I got an email from Frank Clemmensen, another fellow PSC faculty member from The Glory Days. Frank was a landscape architect and a skilled artist. After he left Old Siwash he took up nature photography and his wildlife photos are truly impressive. And what does that have to do with etymology? Nothing. But thanks for asking.
What DOES have to do with etymology is his email, in which he said, “Since my roots are Danish, I though I’d shoot this one back atcha.

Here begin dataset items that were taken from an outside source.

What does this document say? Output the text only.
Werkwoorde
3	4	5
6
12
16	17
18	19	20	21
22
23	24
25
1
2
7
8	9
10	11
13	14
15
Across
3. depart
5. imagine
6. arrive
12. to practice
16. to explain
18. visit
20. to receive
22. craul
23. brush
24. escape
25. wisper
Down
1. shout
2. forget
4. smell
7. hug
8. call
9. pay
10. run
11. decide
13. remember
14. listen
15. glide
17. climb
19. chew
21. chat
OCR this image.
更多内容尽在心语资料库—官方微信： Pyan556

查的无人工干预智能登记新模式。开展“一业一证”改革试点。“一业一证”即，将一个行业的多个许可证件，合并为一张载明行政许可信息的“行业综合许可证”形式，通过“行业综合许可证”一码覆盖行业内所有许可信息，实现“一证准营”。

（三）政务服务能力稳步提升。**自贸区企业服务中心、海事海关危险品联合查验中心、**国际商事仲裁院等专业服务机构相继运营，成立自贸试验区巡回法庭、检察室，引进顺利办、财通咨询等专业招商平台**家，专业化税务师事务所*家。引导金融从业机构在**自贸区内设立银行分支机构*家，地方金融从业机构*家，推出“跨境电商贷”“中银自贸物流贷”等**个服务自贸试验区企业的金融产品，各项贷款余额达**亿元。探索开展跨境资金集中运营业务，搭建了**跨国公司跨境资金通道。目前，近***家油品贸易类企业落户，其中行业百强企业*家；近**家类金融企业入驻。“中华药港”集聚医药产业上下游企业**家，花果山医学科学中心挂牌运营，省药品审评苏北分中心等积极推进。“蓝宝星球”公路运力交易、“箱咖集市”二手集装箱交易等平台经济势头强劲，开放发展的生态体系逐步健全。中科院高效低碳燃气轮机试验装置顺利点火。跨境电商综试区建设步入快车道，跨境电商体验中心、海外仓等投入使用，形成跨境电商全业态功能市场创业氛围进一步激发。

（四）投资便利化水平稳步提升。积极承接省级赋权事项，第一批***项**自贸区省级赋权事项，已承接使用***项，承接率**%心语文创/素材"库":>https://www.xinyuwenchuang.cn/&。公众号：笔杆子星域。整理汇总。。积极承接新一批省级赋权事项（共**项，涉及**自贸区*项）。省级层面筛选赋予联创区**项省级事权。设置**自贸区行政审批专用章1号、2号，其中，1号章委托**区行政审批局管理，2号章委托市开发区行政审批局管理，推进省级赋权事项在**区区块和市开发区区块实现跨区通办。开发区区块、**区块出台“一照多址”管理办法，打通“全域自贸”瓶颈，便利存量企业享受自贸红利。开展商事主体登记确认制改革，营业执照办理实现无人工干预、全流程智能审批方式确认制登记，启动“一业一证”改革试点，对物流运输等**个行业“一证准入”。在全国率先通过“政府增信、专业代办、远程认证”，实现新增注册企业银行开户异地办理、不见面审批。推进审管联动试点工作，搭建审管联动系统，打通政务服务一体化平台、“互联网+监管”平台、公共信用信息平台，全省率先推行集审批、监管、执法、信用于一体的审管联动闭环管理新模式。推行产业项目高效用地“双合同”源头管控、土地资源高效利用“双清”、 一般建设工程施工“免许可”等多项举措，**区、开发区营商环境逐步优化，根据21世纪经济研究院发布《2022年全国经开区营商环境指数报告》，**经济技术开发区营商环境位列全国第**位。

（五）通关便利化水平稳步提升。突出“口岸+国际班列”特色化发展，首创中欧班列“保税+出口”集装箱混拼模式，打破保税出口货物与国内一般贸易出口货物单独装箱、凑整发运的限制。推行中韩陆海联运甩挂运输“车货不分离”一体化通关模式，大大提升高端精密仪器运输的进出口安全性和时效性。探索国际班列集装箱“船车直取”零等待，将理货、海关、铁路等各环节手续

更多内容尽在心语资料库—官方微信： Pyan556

Husband, ‘hus’ is house in Danish, ‘bonde’ is a type of farmer in Danish.” He gave his source as Kasper, who for all I know is the Danish version of my childhood comic book charmer, Casper the Friendly Ghost.
Etymology being etymology, Frank was right … as far as he went. Sadly, he didn’t go far enough, because the derivation isn’t quite so simple because etymology is often not simple or straightforward.
While husband indeed came from Danish, it actually is derived from Old Norse, which is the mother tongue of all Germanic languages. In Old Norse the word was Husbondi, whose roots meant House Dweller. Bondi could also mean “tiller of the soil,” but the use of Husband as a farmer came into use later, around 1400. And thus the term Animal Husbandry — something that never made sense to me.
Curiously, the bondi root comes from ON “bua,” to dwell, and is related to of all things, Bondage, since it evolved into Bond and referred to bonded farmers, who were serfs, which is just a nice word for slaves.
And thus it is with etymology: If you have the sources and the spare time, you can follow the origins and evolutions of words to your heart’s content (espesh if you have the heart of a word freak). Oh yeah, my sources for Husband were the OED, Chambers Dictionary of Etymology, and Skeat’s Etymological Dictionary of the English Language, and I used all three to explore the word Husband as far and wide as I could.
As I said, Frank was right with what he had — he just could’ve dug up more. So while he’s a great guy and a great photographer, he’s clearly not a great Dane.